Jakarta –
Iklan media sosial pria Alat ini didanai oleh sebuah perusahaan di Korea Selatan untuk Pimpinan Tingkat Nasional SLB-A, Jakarta, dan akan dilaksanakan pada tahun 2022.
Namun, dua tahun telah berlalu dan barang tersebut belum juga diterima oleh SLB. Netizen itu pun mengaku diminta membayar ratusan juta rupee dan denda penyimpanan harian untuk membayar barang tersebut.
Menanggapi hal tersebut, Direktur Komunikasi dan Bimbingan Pelayanan Pelanggan Direktorat Jenderal Bea dan Cukai Nirwala Dwi Heryanto mengatakan. Dia menjelaskan, kasus tersebut ditangani Bea Cukai Soetta dan sedang mendalami situasi secara keseluruhan.
“BC Soetta diminta mempelajari informasi dan data serta jadwal untuk mengetahui permasalahan besarnya di mana. BC Soetta juga sudah berbicara dengan SLB untuk membantu mengatasi permasalahan tersebut,” ujarnya kepada detikcom, Sabtu (27/4/2024).
Sebelumnya, rekening X Bea Cukai dikembalikan oleh Soekarno Hatta. Kementerian Pertahanan dan Pajak berjanji akan menindaklanjuti kasus ini, dan meminta yang bersangkutan memberikan informasi tanda terima untuk proses pengawasan.
Terkait tweet bapak tentang bantuan materi pendidikan tunanetra untuk SLB, mohon kirimkan resi/nomor AWB melalui DM agar kami dapat melakukan penelitian lebih lanjut, kata akun @beacukaisoetta yang ditangkap Bea Cukai Soetta
Barang dikirim oleh OHFA Tech dari Korea Selatan pada tanggal 16 Desember 2022, nama pengangkutnya adalah SLB-A Pembina Tingkat Nasional, Jakarta. Barang tersebut tiba di Indonesia pada 18 Desember 2022 namun tertahan di Bea Cukai.
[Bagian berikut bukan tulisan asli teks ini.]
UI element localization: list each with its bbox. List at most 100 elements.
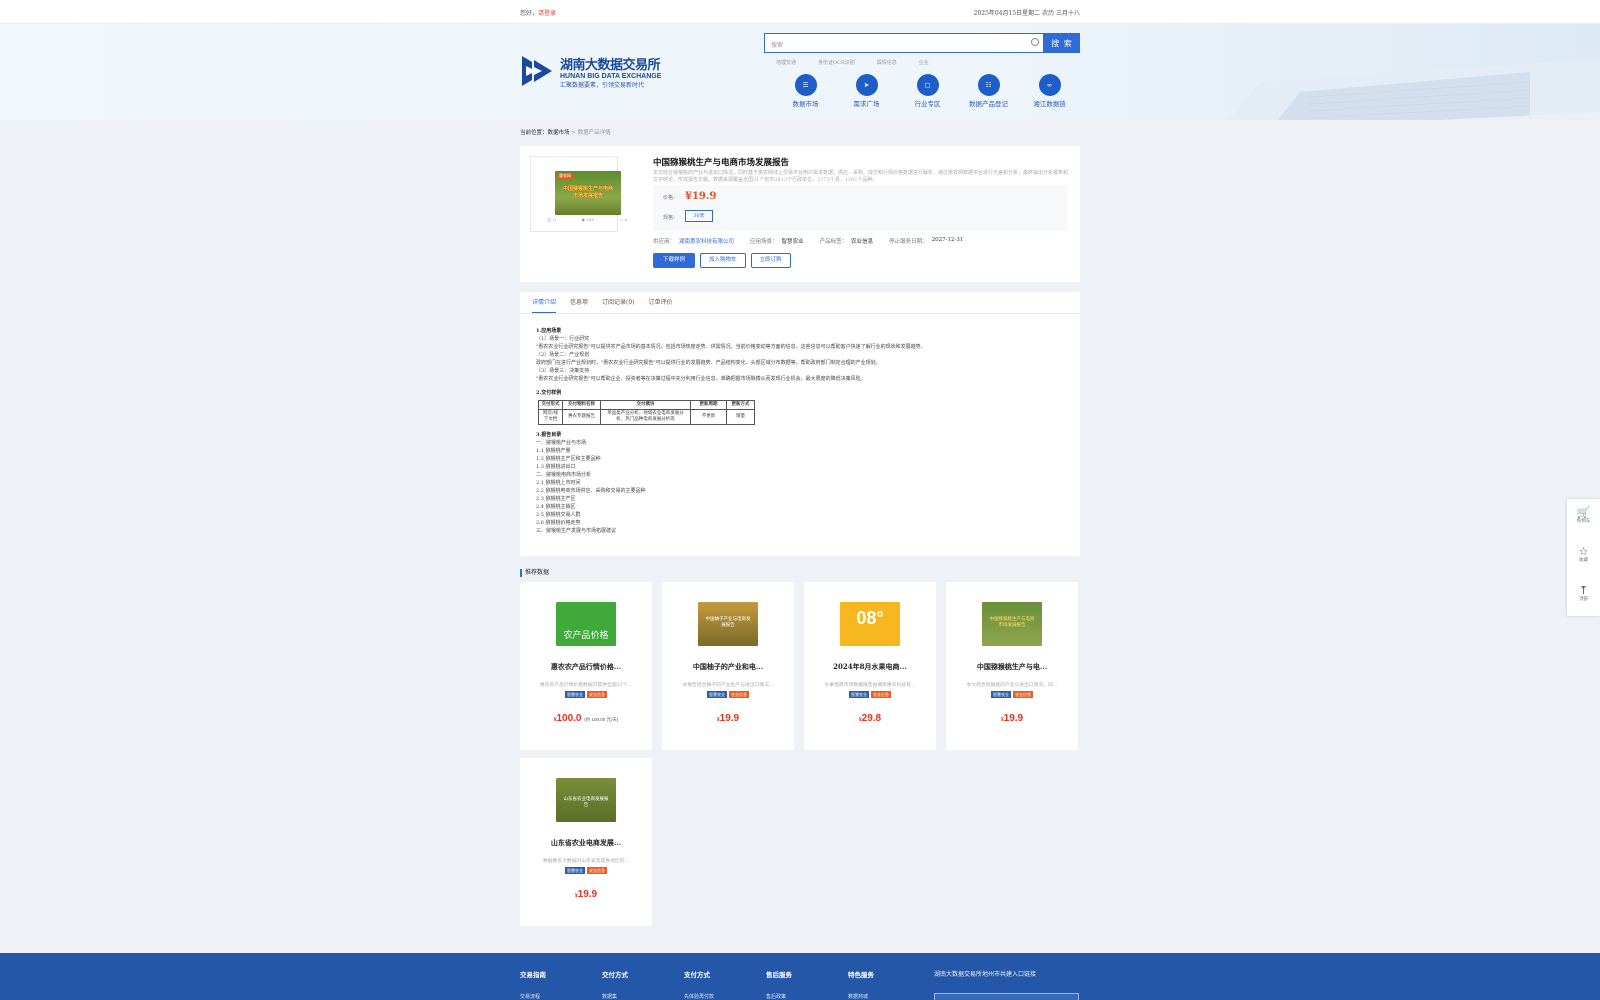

Dalam keterangan yang dirilis @ijalzaid, Bea Cukai memerlukan dokumen tambahan untuk memproses barang dan menentukan nilai barang. Artikel tersebut berisi link pemesanan yang memuat harga, spesifikasi dan deskripsi setiap item.
Kemudian, invoice atau bukti pembayaran yang disahkan oleh bank, daftar harga barang, gambar dan spesifikasi setiap barang, serta nilai barang. Selain itu, dokumen lain juga diperlukan untuk mendukung keputusan tersebut.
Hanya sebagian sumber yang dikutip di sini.